A vingança entre criminosos. Como são teimosos! Volta e meia estes deixam recados. A sociedade pagando seus pecados. Existe outra opção que não seja o confronto? Vamos reavaliar a segurança ponto a ponto. Políticas públicas e outras melhorias pontuais. Ônibus que saem escoltados dos terminais.

Do presídio, criminosos coordenam como se em liberdade estivessem. E da liberdade os inocentes é que ficam sem. A necessidade de reformas é urgente. Qualquer cidade é feita de gente. Não importam asfaltos, elevados ou passarelas. Precisamos de sorrisos, mesmo dos banguelas. De Canasvieiras ao Norte, chegando ao Sul da Tapera: os moradores cansaram da longa espera. Nada acontece, nenhuma transformação. Sequer permanecem os carros de mutação. O ônibus arde. O cidadão perde.

Pensando bem, não é muito o que desejam. Somente seus direitos, quaisquer que sejam. Deixemos a penitência aos devotos. Façamos valer nossos votos. A urna eleitoral não pode ser também a funerária. Não estamos mais nos tempos das capitanias hereditárias. Não restam dúvidas, o sistema é falho. Este vampiro é imune ao alho. E se a justiça tem a sorte da cegueira, que pena. Nem sempre enxerga a pessoa certa cumprir pena.

“Não se herda o crime como se herdam terras”. Shakespeare assim provocou feito outros caras.
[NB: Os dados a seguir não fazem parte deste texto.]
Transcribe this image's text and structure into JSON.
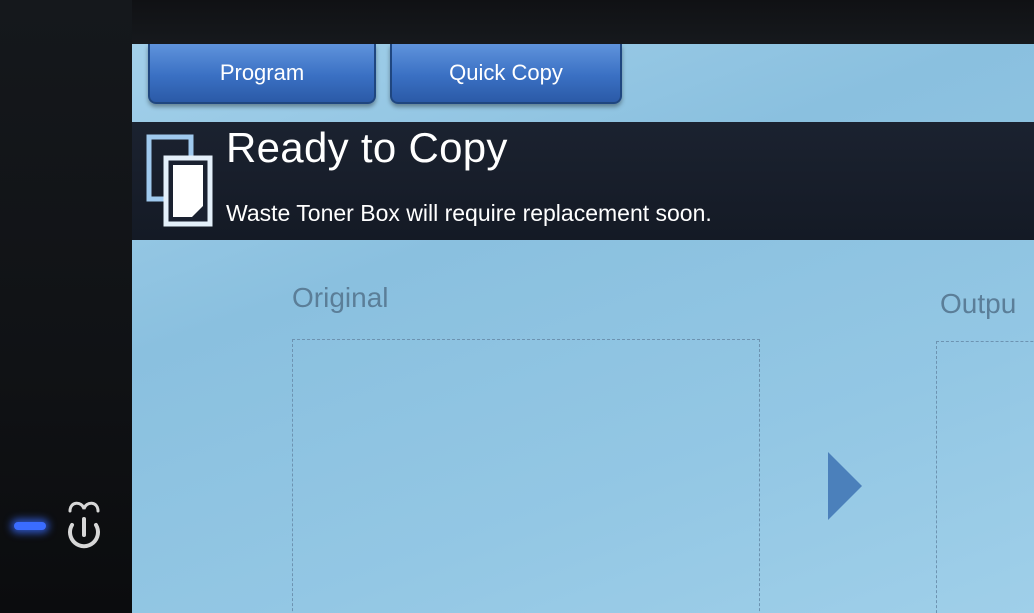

E assim o é se lhe parece. A fé só existe na prece. Os desvios do passado não deveriam justificar o presente. É impossível sentir próximo o que está ausente. Adiantarão passeatas e marchas pela paz? Que valerá isso tudo ao corpo que agora jaz? Discursos já estão em curso há muitas gerações. E poucas vezes as falas levam às ações. Todos são especialistas em oratória; mas quantos destes chegam de fato à vitória?

Sejamos francos, eu e você: essa crônica não é uma solução. Não sou um mágico para escrever o amor numa poção. Porque de amor é que precisamos, nós e eles. Já cantavam nos anos sessenta os Beatles. Mas no século vinte e um os problemas são ainda maiores. E são poucos emplastros para muitas dores.

Está decidido: façamos os cálculos e vamos prestar conta. Florianópolis cansou de fugir de si mesma qual uma barata tonta.

 > Crônica publicada no Jornal Notícias do Dia em 07/02/2013.